Surendra Singh Jadawat is an Indian politician and former Chairman of Rajasthan Heritage Conservation and Promotion Authority. He was a Minister of State in the Third Ashok Gehlot ministry. He has also represented Chittorgarh Assembly constituency in the Rajasthan Legislative Assembly between 1998 and 2003 and 2008–2013. He is a member of All India Congress Committee.

== Political career ==
Jadawat started his political career in university politics as NSUI President in Chittorgarh. As a young man, he met Indira Gandhi during her visit to Chittorgarh in 1979, when he led a 100 bike escort for her caravan. He went on to become MLA from Chittorgarh for terms between 1998 and 2003 and 2008–2013. He also contested 2018 assembly elections.

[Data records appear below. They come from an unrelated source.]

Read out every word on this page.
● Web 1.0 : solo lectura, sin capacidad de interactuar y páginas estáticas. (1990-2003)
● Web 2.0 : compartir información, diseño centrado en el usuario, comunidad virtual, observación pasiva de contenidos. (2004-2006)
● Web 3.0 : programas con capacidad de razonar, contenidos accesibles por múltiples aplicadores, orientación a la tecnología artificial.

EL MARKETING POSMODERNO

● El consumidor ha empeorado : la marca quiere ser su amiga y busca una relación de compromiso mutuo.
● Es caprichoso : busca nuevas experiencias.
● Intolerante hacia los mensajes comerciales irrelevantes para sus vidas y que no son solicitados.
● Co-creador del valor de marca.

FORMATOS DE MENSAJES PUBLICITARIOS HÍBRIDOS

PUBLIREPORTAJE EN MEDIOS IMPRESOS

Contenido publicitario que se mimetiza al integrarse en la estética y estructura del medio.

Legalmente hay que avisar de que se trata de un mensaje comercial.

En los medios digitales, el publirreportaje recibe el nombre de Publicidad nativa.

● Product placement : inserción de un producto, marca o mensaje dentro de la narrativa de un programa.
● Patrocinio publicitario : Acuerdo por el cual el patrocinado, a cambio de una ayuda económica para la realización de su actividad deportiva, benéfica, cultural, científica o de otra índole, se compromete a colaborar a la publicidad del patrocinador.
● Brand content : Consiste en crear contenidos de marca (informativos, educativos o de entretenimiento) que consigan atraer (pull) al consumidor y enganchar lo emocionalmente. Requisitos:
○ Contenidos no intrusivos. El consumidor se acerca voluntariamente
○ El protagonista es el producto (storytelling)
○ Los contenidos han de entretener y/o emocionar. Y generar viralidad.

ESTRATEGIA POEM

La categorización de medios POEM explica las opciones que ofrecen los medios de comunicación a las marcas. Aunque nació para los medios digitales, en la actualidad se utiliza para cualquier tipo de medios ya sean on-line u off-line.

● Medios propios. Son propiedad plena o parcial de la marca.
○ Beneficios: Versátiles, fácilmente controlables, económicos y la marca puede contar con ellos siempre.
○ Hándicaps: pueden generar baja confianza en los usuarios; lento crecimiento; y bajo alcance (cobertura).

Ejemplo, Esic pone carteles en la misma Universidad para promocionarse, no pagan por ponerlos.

He led efforts to raise awareness during the COVID-19 pandemic. Jadawat called for a meeting with community representatives to bust myths around vaccination and promote the inoculation drive, and announced that every family that gets vaccinated will be eligible for a health insurance of Rs. under the Chief Minister Chiranjeevi Health Insurance Scheme.

He accused the BJP of not thinking enough to carry out development work. He challenged the BJP legislators on the issue of development, noting that the issue of Chittorgarh medical college was put on the backburner by the previous BJP government. This was re-included in the budget by Chief Minister Ashok Gehlot, and the medical college has now reached the stage of inauguration.

At Abhaypur Ghat, Jadawat inaugurated projects worth 70 million. Several BJP members joined Congress in his presence, receiving the flag from the minister. Jadawat and Gehlot's schemes impacted 200,000 BJP workers in the Gram Panchayat of Abhaypur. Crores have been spent for development in villages, with more BJP members leaving for Congress.

=== Chairman of RHCPA ===
In February 2022, Jadawat took charge as Chairman of Rajasthan Heritage Conservation and Promotion Authority (RHCPA). He was given the rank of Minister of State by the Chief Minister Ashok Gehlot.

Surendra Singh Jadawat has outlined his priorities which include completing ongoing projects, reviewing and implementing time-bound projects related to development works in forts and panoramas in Chittorgarh, Deshnok, Angad Baoji, and Maa Shabri, and ensuring dedicated officials are in place to expedite work.

Jadawat announced that the Bedchh Puliya bridge would be named after Baba Sahab on 14 April, and Congress is committed to working with all sections of society to ensure progress.

Jadawat discussed his aim of opening English medium schools in Chittorgarh's villages for children from rural areas. All schools will have renovated facilities & games. On the occasion, he approved Rs. 5 million for a playground in Chiksi from the Gram DFM fund.

In January 2023, Surendra Singh Jadawat announced a plan to build a panorama honoring Kesari Singh Barhath, approved by Rajasthan CM Ashok Gehlot with Rs. 40 million. A survey of the land with local authorities has been conducted to mark it, and work will begin soon.